Frequent and Specific Mutations of the Rat p53 Gene in Hepatocarcinomas Induced by Tamoxifen

Abstract Tamoxifen (TAM) is a triphenylethylene antiestrogen used for the treatment, and in clinical trials for the prevention, of breast cancer in women. In rats, TAM is a strong liver carcinogen which induces the formation of liver DNA adducts. The DNA of 24 hepatocarcinomas (HCCs) collected at necropsy from individual female Sprague-Dawley rats that were given 22.6 mg/kg TAM daily for 12 months was studied for the presence of mutations in exons 5–9 of the p53 gene by single-strand conformation polymorphism and DNA sequencing analysis. The sequences of introns 5–8 of the rat p53 gene were determined in order to design primers homologous to regions located in these introns. p53 mutations were found in 50% (12 of 24) of the HCCs.
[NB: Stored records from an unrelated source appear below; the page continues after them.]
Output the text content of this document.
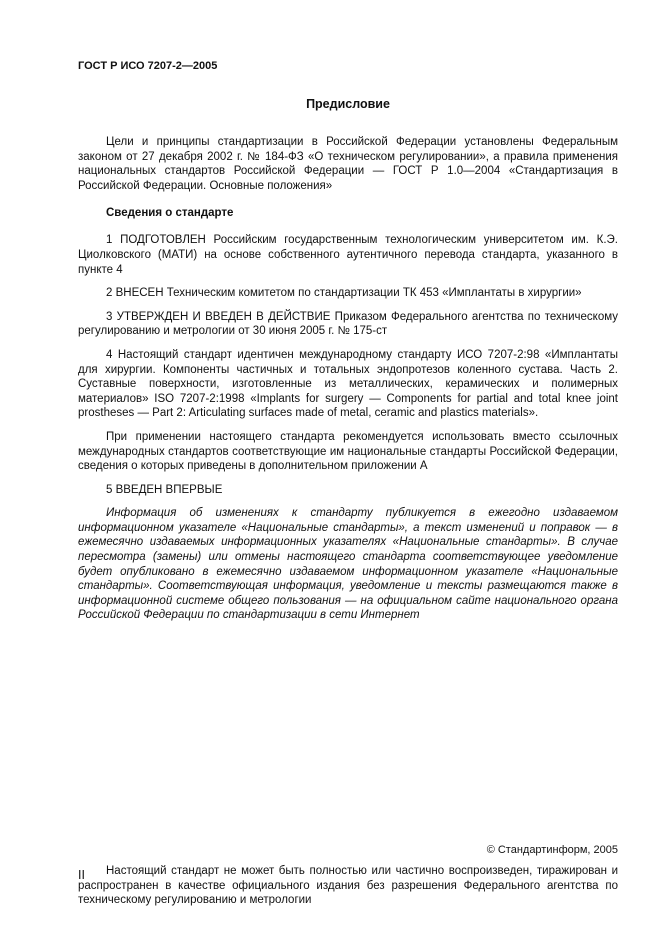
ГОСТ Р ИСО 7207-2—2005
Предисловие

Цели и принципы стандартизации в Российской Федерации установлены Федеральным законом от 27 декабря 2002 г. № 184-ФЗ «О техническом регулировании», а правила применения национальных стандартов Российской Федерации — ГОСТ Р 1.0—2004 «Стандартизация в Российской Федерации. Основные положения»

Сведения о стандарте

1 ПОДГОТОВЛЕН Российским государственным технологическим университетом им. К.Э. Циолковского (МАТИ) на основе собственного аутентичного перевода стандарта, указанного в пункте 4

2 ВНЕСЕН Техническим комитетом по стандартизации ТК 453 «Имплантаты в хирургии»

3 УТВЕРЖДЕН И ВВЕДЕН В ДЕЙСТВИЕ Приказом Федерального агентства по техническому регулированию и метрологии от 30 июня 2005 г. № 175-ст

4 Настоящий стандарт идентичен международному стандарту ИСО 7207-2:98 «Имплантаты для хирургии. Компоненты частичных и тотальных эндопротезов коленного сустава. Часть 2. Суставные поверхности, изготовленные из металлических, керамических и полимерных материалов» ISO 7207-2:1998 «Implants for surgery — Components for partial and total knee joint prostheses — Part 2: Articulating surfaces made of metal, ceramic and plastics materials».

При применении настоящего стандарта рекомендуется использовать вместо ссылочных международных стандартов соответствующие им национальные стандарты Российской Федерации, сведения о которых приведены в дополнительном приложении А

5 ВВЕДЕН ВПЕРВЫЕ

Информация об изменениях к стандарту публикуется в ежегодно издаваемом информационном указателе «Национальные стандарты», а текст изменений и поправок — в ежемесячно издаваемых информационных указателях «Национальные стандарты». В случае пересмотра (замены) или отмены настоящего стандарта соответствующее уведомление будет опубликовано в ежемесячно издаваемом информационном указателе «Национальные стандарты». Соответствующая информация, уведомление и тексты размещаются также в информационной системе общего пользования — на официальном сайте национального органа Российской Федерации по стандартизации в сети Интернет

© Стандартинформ, 2005

Настоящий стандарт не может быть полностью или частично воспроизведен, тиражирован и распространен в качестве официального издания без разрешения Федерального агентства по техническому регулированию и метрологии

II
These mutations were all specifically clustered in two sites, codons 231 (exon 6–7) and 294 (exon 8). Nine HCCs contained a transition from adenine to guanine in the second base of codon 231 (CAC to CGC), which resulted in a histidine to arginine amino acid substitution; 4 HCCs contained a nonmiscoding transition from cytosine to thymidine in the third base of codon 294 (TGC to TGT; cysteine to cysteine). One HCC contained both mutations. The present report supports previous observations on the genotoxicity of TAM in rodents and raises concerns about its use as a chemopreventive agent against breast cancer in women.